The assumption in that premise is that the universe is the only environment reality exists within. Inflationary Theory, a mainstay of cosmological models, insists there there are many universes all existing within an indeterminate medium.

#13

The way mathematicians count numbers means that, for each integer, there’s another one after it that hasn’t been used before. And that is pretty much defined as infinite.

The universer isn’t infinite? Isn’t infinite in size? In detail? In time? Can you be more specific.

#14

Ok, I did say it was a SIMPLE theory.

I understand what you guys are saying.
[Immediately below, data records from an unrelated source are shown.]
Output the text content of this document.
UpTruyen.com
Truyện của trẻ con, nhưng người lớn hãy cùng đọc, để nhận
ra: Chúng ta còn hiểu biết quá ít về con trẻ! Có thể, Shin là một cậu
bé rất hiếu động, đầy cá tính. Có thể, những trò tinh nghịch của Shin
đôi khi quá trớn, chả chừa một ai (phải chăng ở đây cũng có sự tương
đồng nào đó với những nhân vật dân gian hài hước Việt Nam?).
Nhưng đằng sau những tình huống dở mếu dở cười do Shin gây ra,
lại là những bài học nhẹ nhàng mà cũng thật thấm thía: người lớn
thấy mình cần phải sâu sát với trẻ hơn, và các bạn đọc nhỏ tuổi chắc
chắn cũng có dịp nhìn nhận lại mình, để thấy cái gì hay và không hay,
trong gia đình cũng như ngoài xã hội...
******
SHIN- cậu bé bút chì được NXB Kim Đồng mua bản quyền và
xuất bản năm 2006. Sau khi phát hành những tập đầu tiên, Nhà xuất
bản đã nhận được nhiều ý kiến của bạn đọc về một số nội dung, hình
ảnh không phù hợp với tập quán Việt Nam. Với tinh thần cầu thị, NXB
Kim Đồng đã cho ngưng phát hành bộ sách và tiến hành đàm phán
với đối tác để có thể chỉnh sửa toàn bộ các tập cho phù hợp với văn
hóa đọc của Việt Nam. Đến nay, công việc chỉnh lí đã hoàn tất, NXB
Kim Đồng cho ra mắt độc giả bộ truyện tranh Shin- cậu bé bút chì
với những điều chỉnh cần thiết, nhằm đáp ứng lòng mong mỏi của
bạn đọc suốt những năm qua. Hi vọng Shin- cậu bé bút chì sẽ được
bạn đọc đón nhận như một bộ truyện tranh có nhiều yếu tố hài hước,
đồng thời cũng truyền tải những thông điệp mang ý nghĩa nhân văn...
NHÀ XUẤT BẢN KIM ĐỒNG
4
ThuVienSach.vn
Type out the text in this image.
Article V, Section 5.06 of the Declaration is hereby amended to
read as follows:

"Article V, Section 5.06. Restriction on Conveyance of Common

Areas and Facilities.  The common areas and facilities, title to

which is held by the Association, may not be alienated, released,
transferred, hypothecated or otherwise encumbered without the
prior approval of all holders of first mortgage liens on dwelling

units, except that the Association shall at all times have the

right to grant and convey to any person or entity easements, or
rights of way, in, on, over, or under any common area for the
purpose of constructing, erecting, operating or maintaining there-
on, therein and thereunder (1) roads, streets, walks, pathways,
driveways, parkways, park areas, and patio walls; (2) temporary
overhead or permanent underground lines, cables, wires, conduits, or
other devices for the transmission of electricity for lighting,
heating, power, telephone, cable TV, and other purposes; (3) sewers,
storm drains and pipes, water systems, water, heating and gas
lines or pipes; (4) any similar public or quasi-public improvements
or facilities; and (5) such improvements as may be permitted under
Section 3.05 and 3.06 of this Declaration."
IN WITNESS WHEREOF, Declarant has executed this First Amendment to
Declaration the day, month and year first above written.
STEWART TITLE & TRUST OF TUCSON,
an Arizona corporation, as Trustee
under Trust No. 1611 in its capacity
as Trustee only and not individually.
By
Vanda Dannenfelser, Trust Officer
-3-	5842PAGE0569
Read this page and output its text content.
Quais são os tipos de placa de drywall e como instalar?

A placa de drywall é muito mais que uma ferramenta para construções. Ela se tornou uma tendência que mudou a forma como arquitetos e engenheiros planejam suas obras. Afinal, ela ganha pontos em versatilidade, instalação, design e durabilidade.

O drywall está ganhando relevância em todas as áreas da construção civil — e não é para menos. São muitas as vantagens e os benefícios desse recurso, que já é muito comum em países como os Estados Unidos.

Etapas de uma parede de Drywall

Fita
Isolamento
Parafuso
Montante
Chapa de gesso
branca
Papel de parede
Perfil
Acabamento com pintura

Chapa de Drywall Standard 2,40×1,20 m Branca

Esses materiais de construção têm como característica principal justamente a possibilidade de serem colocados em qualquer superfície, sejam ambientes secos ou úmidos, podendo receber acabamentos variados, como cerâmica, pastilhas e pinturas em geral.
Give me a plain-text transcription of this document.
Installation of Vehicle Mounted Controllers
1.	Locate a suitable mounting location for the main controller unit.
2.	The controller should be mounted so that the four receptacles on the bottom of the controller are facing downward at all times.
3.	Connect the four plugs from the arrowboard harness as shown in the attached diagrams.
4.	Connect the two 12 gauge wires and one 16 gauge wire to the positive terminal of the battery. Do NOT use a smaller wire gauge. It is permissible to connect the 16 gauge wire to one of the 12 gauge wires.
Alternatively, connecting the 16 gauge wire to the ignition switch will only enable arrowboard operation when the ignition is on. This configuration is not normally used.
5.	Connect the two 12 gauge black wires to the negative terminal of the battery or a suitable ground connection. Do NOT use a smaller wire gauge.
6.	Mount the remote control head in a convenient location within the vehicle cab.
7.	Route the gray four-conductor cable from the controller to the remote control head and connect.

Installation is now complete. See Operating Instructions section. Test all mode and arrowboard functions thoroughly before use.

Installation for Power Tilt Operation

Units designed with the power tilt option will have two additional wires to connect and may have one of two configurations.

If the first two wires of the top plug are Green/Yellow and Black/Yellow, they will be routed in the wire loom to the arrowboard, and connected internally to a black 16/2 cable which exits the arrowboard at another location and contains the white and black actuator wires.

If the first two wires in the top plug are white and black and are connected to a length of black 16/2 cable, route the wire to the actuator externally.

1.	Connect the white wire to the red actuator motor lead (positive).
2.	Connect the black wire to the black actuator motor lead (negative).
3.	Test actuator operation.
Mathematically, it can be proven that there’s an infinite #. x+1. However, i was thinking in terms of something being infinite physically. :stuck_out_tongue:

#15

If the universe is finite, then the x+1 algorithm will eventually cease, simply because additional iterations will no longer be possible.

The question then becomes how much computing power the universe can emulate.

#16

Ok, I did say it was a SIMPLE theory.

I understand what you guys are saying. Mathematically, it can be proven that there’s an infinite #. x+1. However, i was thinking in terms of something being infinite physically. :stuck_out_tongue:

#17

If the universe is physically finite, it’s necessarily mathematically finite as well. (Unless Infinite Computational Density is possible, in which case all bets are off.)